The purpose of the Prize is to enhance and propagate the culture of “stewardship of the landscape” and “care of places”; it is conceived as an opportunity and an instrument through which a wider public, beyond the community of specialist experts, can be acquainted with the intellectual and manual skills required to manage the changing landscape and to safeguard and promote the natural and historical heritage it embodies; the work requires a wide-ranging combination of scientific, technical, artistic and craft knowledge and skills and entails identification of the distinctive nature and characteristics of a site and an appreciation of its true extent and context; it involves acts of creation, far-sighted renewal programmes, a daily routine of care and maintenance and sensitive application of procedures whereby expressions of the natural heritage, cultural change and human communities can exist side by side in the same place; it shuns ephemeral and superficial effect and measures success in the long term; it seeks a balance between conservation and innovation, accepting that taste changes constantly and that the role of nature and history may differ radically from one civilization or historical period to another.

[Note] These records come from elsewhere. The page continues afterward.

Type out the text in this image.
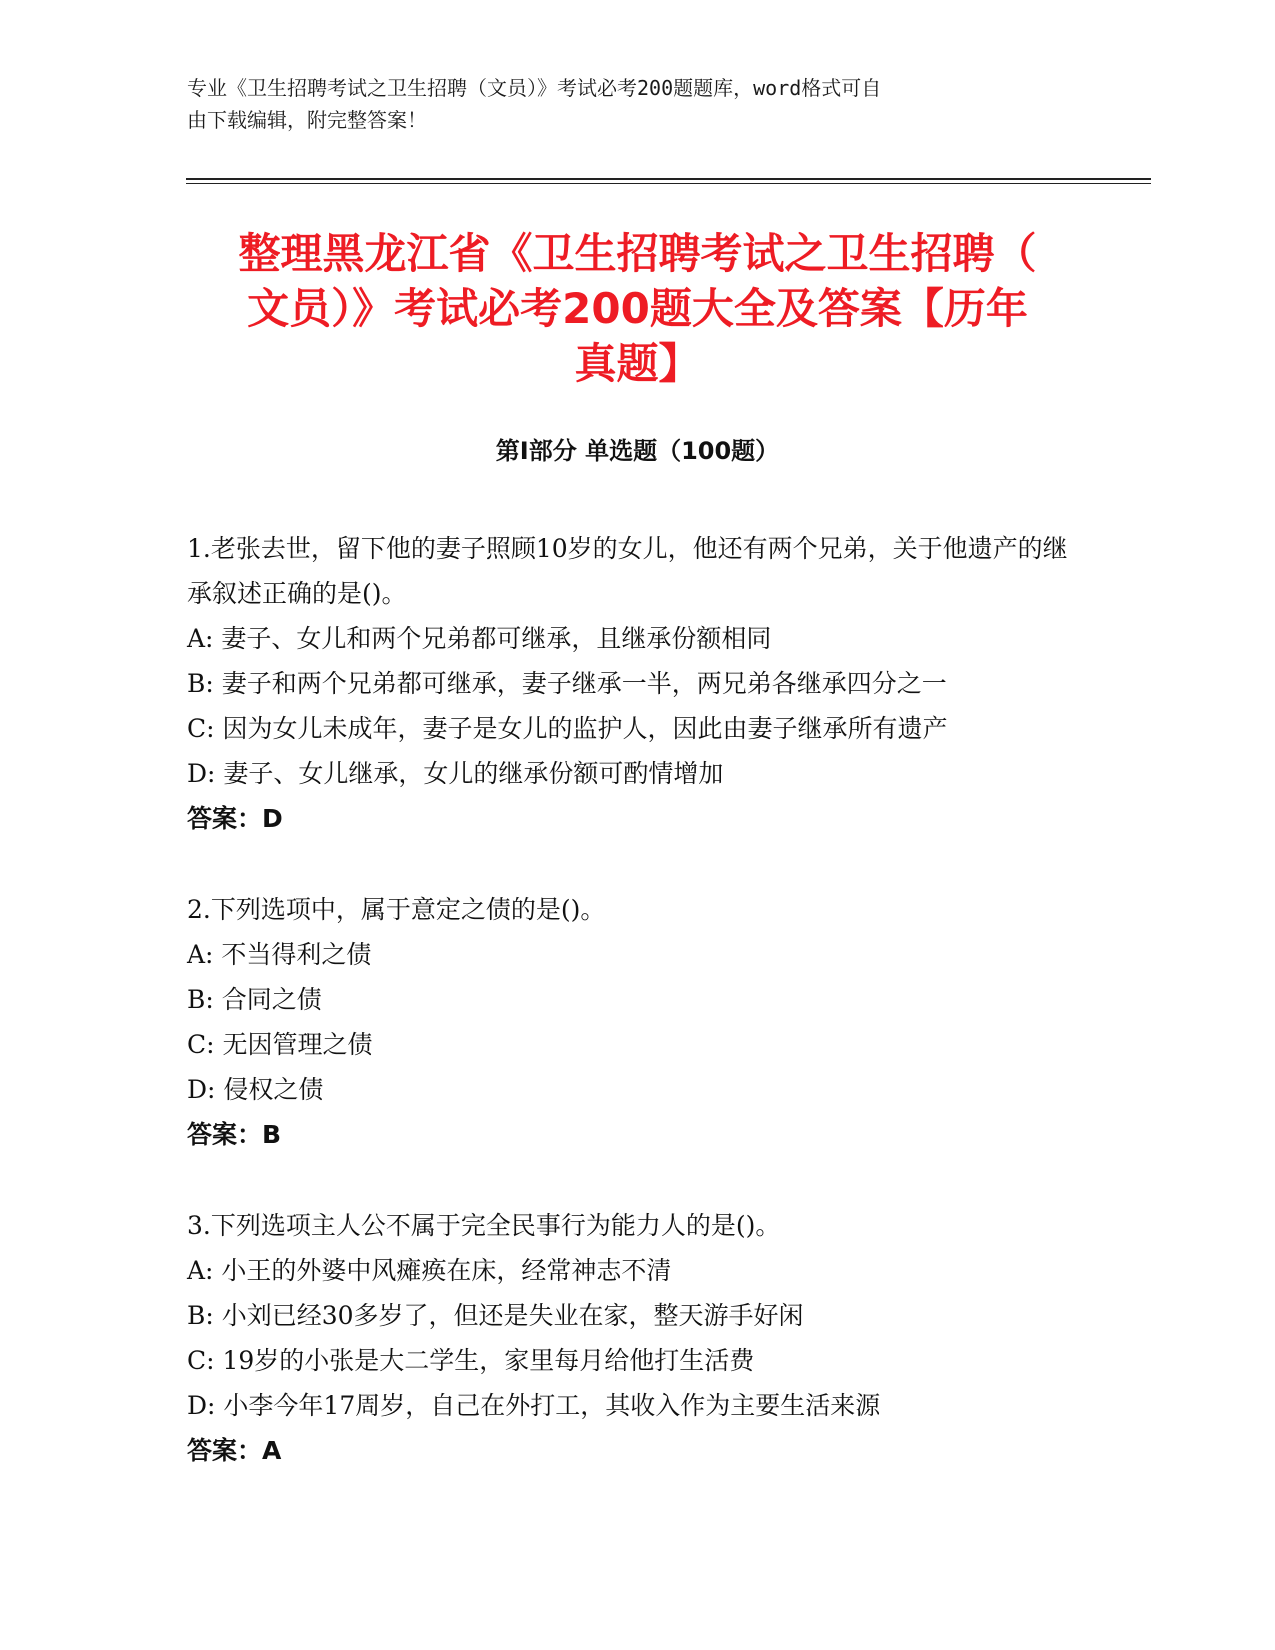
专业《卫生招聘考试之卫生招聘（文员）》考试必考200题题库，word格式可自
由下载编辑，附完整答案！
整理黑龙江省《卫生招聘考试之卫生招聘（
文员）》考试必考200题大全及答案【历年
真题】
第Ⅰ部分 单选题（100题）
1.老张去世，留下他的妻子照顾10岁的女儿，他还有两个兄弟，关于他遗产的继承叙述正确的是()。
A: 妻子、女儿和两个兄弟都可继承，且继承份额相同
B: 妻子和两个兄弟都可继承，妻子继承一半，两兄弟各继承四分之一
C: 因为女儿未成年，妻子是女儿的监护人，因此由妻子继承所有遗产
D: 妻子、女儿继承，女儿的继承份额可酌情增加
答案：D
2.下列选项中，属于意定之债的是()。
A: 不当得利之债
B: 合同之债
C: 无因管理之债
D: 侵权之债
答案：B
3.下列选项主人公不属于完全民事行为能力人的是()。
A: 小王的外婆中风瘫痪在床，经常神志不清
B: 小刘已经30多岁了，但还是失业在家，整天游手好闲
C: 19岁的小张是大二学生，家里每月给他打生活费
D: 小李今年17周岁，自己在外打工，其收入作为主要生活来源
答案：A
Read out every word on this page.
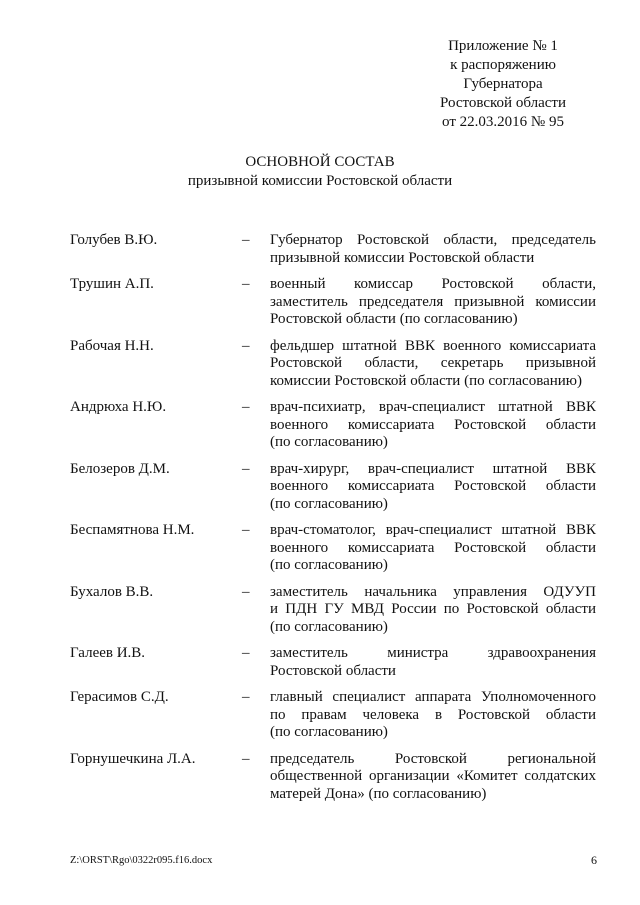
Приложение № 1
к распоряжению
Губернатора
Ростовской области
от 22.03.2016 № 95
ОСНОВНОЙ СОСТАВ
призывной комиссии Ростовской области
Голубев В.Ю.	–	Губернатор Ростовской области, председатель
призывной комиссии Ростовской области
Трушин А.П.	–	военный комиссар Ростовской области,
заместитель председателя призывной комиссии
Ростовской области (по согласованию)
Рабочая Н.Н.	–	фельдшер штатной ВВК военного комиссариата
Ростовской области, секретарь призывной
комиссии Ростовской области (по согласованию)
Андрюха Н.Ю.	–	врач-психиатр, врач-специалист штатной ВВК
военного комиссариата Ростовской области
(по согласованию)
Белозеров Д.М.	–	врач-хирург, врач-специалист штатной ВВК
военного комиссариата Ростовской области
(по согласованию)
Беспамятнова Н.М.	–	врач-стоматолог, врач-специалист штатной ВВК
военного комиссариата Ростовской области
(по согласованию)
Бухалов В.В.	–	заместитель начальника управления ОДУУП
и ПДН ГУ МВД России по Ростовской области
(по согласованию)
Галеев И.В.	–	заместитель министра здравоохранения
Ростовской области
Герасимов С.Д.	–	главный специалист аппарата Уполномоченного
по правам человека в Ростовской области
(по согласованию)
Горнушечкина Л.А.	–	председатель Ростовской региональной
общественной организации «Комитет солдатских
матерей Дона» (по согласованию)
Z:\ORST\Rgo\0322r095.f16.docx	6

Each year the Scientific Committee of the Foundation, within the ambit of its ongoing research activities, selects a place that features characteristics, deserves attention and prompts considerations relevant to the aims of the Prize; a citation is issued in which the Committee explains the reasons for its choice. The Committee’s decision is final.
Throughout the campaign, the Scientific Committee proposes and provides guidelines for those actions it considers useful for protecting and enhancing the site in question. Using various means of communication, it addresses public administrations, scientific, artistic, technical and operative communities and all those who are committed to or interested in enhancing appreciation of landscapes and gardens, developing new skills in investigation and planning as well as improving management procedures. Of particular importance among the actions envisaged are: the publication of a dossier to raise awareness and give information about the site; the collection of relevant bibliographical and cartographic materials, which are made available through a documentary exhibition and for consultation in the Fondazione Benetton Studi Ricerche library; the organization of one or more study meetings and a public ceremony during which the body or person responsible for the management of the site is presented with a symbolic award consisting of the “seal” designed by Carlo Scarpa (1906-1978), the designer of gardens after whom the Prize is named.
Maria Teresa Andresen, landscape architect, University of Porto;
Giuseppe Barbera, agronomist, University of Palermo;
Anna Lambertini, landscape architect, University of Firenze;
Luigi Latini, Landscape Architect, Iuav University of Venice (Chairman);
Hervé Brunon, garden historian, André Chastel Centre, Paris, cnrs;
Monique Mosser, art historian, Advanced School of Architecture, Versailles, CNRS;
Joan Nogué, geographer, University of Girona, Landscape Observatory of Catalonia;
Lionello Puppi, art historian, Professor Emeritus, University of Ca’ Foscari, Venice;
José Tito Rojo, botanist, University of Granada;
Massimo Venturi Ferriolo, philosopher, Milan Polytechnic.
Carmen Añón, landscape architect, University of Madrid, member of the Prize Jury from 1990 to 2010; honorary member from 2011;
Domenico Luciani, architect, Director of the Fondazione Benetton Studi Ricerche from 1987 to 2009; deviser of the Prize and its chief executive from 1990 to 2014, honorary member from 2015.
Former members of the Prize Jury include:
Sven-Ingvar Andersson (1927-2007), landscape architect; member of the Jury from 2002 to 2005; honorary member from 2006 to 2007;
Rosario Assunto (1915-1994), philosopher, Chairman of the Jury in 1990 and Honorary Chairman from 1991 to 1994;
Ippolito Pizzetti (1926-2007), landscape architect, writer, member of the Jury from 1990 to 1996, honorary member from 1997 to 2007;
Thomas Wright (1928-2016), consultant to the National Trust and lecturer at the University of London (Wye College), member of the Jury from 1990 to 2000; honorary member from 2001 to 2016.
Since 2015 the Scientific Committee of the Foundation and the Jury responsible for awarding the Carlo Scarpa Prize from 1990 to 2014, have merged to become a single organism. Other participants in the work of the Committee include the Director of the Foundation, Marco Tamaro, and the heads of the various sectors, Patrizia Boschiero, Francesca Ghersetti, Massimo Rossi and Simonetta Zanon.
The activities of the Carlo Scarpa Prize are coordinated by Patrizia Boschiero and the Chairman of the Scientific Committee, Luigi Latini.